Ma vediamo più da vicino alcuni significativi aspetti di questo interessantissmo libro, che presenta una varetà di spunti e di argomenti davvero unica e che merita una collocazione speciale nella nostra biblioteca di Carnia ed in quella, a mio avviso, dei cultori e degli amanti della nostra storia:
- La personalità di don Suzzi che emerge dalle sue lettere appare assai complessa e di difficile inquadramento; certamente coesistono in lui diversi tratti psicologici che vanno a delineare un profilo che a me pare di poter individuare sinteticamente come ciclotimico: egli infatti alterna continuamente periodi di forte umore depresso (ad esempio quando muore la madre o quando va in rotta la prima volta col vescovo o quando vive una crisi esistenziale nel 1846 che lo vede "solo contro tutti") a periodi di evidente euforia ed esaltazione che sfiora la mitomania (con manie di grandezza come quando annuncia un'opera sua di vaste proporzioni che intende titolare nientemeno che "Prospetto sinottico emblematico della Società umana religiosa e civile dal principio dell'era volgare infino a' giorni nostri" oppure quando celebra, esagerando, un modesto lavoro letterario dell'amico Camillini; e manie di persecuzione come quando si lamenta di essere preso di mira da tutti i confratelli). Questa continua ciclicità psicologica appare a volte interrotta da periodi di discreto benessere e di relativa calma interiore, ma questo elemento caratteriale così plateale potrebbe essere stato la causa delle sue peculiari prese di posizione e dei suoi atteggiamenti di sfida, che, in tempi in cui la psicopatologia non esisteva ancora come branca medica scientificamente studiata, poteva dare origine a profonde incomprensioni e giudizi sommari, certamente quasi sempre negativi da parte di chi lo avesse conosciuto.
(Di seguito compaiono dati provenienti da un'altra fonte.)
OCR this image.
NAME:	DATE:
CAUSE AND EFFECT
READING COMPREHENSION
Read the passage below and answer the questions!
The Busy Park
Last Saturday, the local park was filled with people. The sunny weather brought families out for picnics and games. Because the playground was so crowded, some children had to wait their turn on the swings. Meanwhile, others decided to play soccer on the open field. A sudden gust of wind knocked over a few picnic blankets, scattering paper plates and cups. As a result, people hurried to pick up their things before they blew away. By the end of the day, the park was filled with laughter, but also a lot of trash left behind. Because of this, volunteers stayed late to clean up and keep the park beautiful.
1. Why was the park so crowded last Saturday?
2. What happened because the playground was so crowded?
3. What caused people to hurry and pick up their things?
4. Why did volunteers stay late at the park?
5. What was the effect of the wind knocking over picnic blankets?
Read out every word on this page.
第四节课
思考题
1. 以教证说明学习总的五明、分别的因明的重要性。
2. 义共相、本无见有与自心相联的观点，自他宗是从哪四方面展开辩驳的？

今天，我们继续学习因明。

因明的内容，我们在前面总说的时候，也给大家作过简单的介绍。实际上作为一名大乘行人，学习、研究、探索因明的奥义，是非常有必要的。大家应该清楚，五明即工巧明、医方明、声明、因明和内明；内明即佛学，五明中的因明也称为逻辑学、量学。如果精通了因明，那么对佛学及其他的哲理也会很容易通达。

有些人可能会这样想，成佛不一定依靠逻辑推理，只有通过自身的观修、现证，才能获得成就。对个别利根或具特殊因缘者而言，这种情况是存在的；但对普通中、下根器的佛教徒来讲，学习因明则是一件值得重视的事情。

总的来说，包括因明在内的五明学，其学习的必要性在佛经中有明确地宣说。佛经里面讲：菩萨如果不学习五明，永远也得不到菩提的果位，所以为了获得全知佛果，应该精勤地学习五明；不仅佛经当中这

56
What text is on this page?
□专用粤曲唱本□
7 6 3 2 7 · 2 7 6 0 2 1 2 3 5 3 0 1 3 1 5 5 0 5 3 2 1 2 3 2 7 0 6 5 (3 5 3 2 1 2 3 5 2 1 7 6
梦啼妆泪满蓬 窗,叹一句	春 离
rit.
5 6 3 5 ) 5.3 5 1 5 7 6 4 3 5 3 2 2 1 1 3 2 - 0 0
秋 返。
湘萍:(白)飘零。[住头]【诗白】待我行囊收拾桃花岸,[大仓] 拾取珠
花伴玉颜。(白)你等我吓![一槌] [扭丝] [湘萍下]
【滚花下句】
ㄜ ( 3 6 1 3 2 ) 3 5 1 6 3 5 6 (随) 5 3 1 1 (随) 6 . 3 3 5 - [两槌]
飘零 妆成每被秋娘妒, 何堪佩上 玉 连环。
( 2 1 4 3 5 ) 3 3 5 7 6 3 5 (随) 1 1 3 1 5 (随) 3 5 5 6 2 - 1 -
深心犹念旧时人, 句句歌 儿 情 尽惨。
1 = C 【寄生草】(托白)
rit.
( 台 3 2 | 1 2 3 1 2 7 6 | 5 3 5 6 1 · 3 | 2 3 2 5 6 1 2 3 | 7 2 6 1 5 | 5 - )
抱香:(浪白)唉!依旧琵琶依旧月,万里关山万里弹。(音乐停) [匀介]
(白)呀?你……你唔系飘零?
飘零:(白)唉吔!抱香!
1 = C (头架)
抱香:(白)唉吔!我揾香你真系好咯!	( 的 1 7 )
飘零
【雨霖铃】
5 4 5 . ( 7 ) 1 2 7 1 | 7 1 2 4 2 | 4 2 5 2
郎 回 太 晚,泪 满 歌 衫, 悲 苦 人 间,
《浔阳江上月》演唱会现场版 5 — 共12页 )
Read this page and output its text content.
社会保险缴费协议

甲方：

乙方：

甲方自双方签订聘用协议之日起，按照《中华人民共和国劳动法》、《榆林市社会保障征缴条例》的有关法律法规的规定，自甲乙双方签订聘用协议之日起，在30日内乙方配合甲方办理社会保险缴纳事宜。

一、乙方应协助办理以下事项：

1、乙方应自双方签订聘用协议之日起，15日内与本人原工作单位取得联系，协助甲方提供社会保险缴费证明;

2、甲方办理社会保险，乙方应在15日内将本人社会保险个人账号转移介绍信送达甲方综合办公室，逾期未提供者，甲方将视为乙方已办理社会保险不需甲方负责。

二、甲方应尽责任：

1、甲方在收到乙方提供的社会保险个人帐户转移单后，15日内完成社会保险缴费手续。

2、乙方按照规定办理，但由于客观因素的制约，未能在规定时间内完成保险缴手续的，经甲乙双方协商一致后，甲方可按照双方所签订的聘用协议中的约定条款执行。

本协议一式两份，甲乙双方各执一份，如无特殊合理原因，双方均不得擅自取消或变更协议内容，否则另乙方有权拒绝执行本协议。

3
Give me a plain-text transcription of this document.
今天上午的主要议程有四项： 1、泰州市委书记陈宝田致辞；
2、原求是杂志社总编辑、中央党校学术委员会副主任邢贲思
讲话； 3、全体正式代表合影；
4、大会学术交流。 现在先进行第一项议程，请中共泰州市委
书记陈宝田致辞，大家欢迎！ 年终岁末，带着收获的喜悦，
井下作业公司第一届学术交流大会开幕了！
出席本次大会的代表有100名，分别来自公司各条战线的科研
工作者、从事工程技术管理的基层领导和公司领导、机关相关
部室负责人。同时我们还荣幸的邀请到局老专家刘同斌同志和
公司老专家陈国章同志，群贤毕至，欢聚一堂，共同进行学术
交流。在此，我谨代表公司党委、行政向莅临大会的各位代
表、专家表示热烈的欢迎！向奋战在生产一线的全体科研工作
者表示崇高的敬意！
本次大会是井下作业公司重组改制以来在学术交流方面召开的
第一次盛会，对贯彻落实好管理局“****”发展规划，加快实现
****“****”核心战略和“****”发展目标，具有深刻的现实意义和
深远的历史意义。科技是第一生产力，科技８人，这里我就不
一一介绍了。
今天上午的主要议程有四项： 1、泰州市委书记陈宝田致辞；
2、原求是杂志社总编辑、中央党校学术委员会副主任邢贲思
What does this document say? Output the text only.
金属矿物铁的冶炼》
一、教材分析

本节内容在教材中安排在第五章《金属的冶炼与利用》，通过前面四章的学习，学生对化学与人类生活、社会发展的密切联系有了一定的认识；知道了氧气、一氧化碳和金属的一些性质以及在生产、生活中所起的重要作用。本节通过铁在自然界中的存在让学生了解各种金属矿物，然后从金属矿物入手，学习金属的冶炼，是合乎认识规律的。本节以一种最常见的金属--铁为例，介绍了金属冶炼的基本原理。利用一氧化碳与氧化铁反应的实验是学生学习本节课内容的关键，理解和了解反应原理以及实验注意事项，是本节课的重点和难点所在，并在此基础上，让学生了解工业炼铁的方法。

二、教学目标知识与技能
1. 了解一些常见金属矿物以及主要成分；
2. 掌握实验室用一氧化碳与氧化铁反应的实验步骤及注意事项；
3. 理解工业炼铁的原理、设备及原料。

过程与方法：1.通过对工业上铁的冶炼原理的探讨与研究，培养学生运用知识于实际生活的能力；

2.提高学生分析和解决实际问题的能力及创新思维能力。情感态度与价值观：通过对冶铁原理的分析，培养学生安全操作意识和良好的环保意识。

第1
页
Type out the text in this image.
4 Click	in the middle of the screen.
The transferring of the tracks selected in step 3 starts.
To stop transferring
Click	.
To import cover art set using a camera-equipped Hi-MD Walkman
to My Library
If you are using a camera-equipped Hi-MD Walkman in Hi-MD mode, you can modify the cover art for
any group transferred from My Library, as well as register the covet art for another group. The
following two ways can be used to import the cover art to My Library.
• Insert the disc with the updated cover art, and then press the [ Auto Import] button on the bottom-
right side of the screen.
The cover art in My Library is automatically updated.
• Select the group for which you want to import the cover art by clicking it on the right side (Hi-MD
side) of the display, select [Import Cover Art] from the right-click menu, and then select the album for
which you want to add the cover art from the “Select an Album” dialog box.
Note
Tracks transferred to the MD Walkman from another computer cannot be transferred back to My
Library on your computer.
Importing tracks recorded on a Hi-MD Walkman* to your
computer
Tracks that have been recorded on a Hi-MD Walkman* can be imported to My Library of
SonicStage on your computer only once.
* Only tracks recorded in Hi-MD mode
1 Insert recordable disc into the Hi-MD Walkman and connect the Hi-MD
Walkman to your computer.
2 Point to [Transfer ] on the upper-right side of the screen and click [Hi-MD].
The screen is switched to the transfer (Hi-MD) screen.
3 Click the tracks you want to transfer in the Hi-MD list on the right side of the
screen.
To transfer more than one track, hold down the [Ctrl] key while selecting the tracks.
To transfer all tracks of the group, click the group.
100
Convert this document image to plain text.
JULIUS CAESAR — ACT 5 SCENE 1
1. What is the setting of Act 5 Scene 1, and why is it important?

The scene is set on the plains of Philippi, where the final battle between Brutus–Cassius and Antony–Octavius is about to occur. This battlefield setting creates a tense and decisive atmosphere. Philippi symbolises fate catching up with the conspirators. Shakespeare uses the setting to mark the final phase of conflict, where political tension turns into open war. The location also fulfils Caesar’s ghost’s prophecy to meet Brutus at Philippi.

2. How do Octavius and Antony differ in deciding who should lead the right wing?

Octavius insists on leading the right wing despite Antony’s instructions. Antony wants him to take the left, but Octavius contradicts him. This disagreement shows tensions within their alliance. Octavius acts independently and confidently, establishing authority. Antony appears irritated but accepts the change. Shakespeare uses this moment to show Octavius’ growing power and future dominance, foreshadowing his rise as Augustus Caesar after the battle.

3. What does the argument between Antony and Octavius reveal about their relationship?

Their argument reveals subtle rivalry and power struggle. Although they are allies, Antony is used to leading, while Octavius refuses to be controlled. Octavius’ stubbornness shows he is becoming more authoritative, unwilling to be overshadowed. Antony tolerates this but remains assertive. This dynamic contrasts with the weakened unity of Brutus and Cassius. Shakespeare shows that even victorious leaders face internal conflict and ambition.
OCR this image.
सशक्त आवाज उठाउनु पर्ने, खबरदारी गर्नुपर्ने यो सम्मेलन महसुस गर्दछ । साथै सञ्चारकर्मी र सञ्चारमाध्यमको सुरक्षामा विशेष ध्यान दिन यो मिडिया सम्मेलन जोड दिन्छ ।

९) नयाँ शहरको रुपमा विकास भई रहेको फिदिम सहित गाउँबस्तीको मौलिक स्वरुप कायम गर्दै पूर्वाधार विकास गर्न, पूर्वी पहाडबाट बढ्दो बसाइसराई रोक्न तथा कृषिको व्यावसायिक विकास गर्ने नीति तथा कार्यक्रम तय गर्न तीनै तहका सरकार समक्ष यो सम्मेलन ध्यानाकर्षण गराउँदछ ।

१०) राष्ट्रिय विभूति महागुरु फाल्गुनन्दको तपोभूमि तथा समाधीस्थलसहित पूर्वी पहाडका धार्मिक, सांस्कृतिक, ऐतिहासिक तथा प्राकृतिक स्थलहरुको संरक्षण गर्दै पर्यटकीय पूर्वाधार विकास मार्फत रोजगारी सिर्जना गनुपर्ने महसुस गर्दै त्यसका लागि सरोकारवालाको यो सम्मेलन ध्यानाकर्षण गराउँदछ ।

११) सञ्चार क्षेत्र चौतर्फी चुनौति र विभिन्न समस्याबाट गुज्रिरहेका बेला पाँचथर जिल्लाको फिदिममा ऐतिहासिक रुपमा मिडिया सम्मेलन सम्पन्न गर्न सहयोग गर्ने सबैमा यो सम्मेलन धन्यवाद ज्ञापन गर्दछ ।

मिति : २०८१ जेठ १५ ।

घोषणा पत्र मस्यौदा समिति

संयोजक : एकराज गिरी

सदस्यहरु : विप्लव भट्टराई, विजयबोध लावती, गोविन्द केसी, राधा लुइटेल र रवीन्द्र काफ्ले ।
- Dal punto di vista letterario invece la sua personalità appare assai robusta e lascia trasparire una vasta e articolata cultura ed erudizione, anche se a volte espresse in modo volutamente ricercato o inutilmente retorico; sicuramente Suzzi è stato una figura di primissimo piano nella Diocesi di Udine e nelle varie città che poi lo ospitarono.
- Molto significativa la descrizione della situazione intellettuale e culturale della Carnia che don Suzzi accompagna all'espressione del suo profondo rammarico per la morte del parroco di Paluzza e "ultimo superstite della insigne Collegiata di Giulio Carnico" mons. Pietrantonio Silverio (1845).
- In occasione del matrimonio della figlia dell'amico Lupieri, Eugenia, con il dr. Magrini (medico, musicista e organista di chiesa, ricordato anche nel libro storico parrocchiale di Paluzza), Suzzi manda una lunga lettera a Luint dove svolge incredibilmente, con puntuali e dotte citazioni classiche e argomentazioni teologiche, il tema del matrimonio e della omosessualità. Questa grandiosa lettera è un inno spontaneo al Cristianesimo che ha elevato la dignità della donna, fino ad allora schiava dell'uomo, a domina (da cui, per contrazione, donna) ed ha esecrato l'omosessualità intesa come normalità di comportamento e qui cita, per condannarlo, Licinio che "lascia le donne agli uomini volgari e i giovanetti ai filosofi".
- La sua lettera-testamento del 6.2.1853 inviata a Lupieri, costituisce davvero il manifesto del suo pensiero contro il sistema-chiesa e contro Roma, dove l'impianto accusatorio contro il "potere" romano è mirabilmente anticipatore di quello spessissimo oggi utilizzato da taluni preti moderni che adoperano le stesse argomentazioni quando non le medesime parole. Mentre si leggono queste lettere di Suzzi ante abiuram, torna prepotentemente alla mente pre Toni Bellina con i suoi svariati libri e pamphlet e le sue invettive contro Roma ma vengono in mente anche tanti altri preti viventi e operativi. E spontanea sorge questa considerazione: se fosse vissuto oggi, Suzzi non sarebbe stato certamente sospeso a divinis nè avrebbe chiesto la riduzione allo stato laicale (che lo avrebbe subito anonimizzato) ma certamente avrebbe avuto enorme successo e risonanza mass-mediatica come "prete di frontiera"; se pre Toni fosse vissuto nell'Ottocento sarebbe senza ombra di dubbio sospeso a divinis ipso facto...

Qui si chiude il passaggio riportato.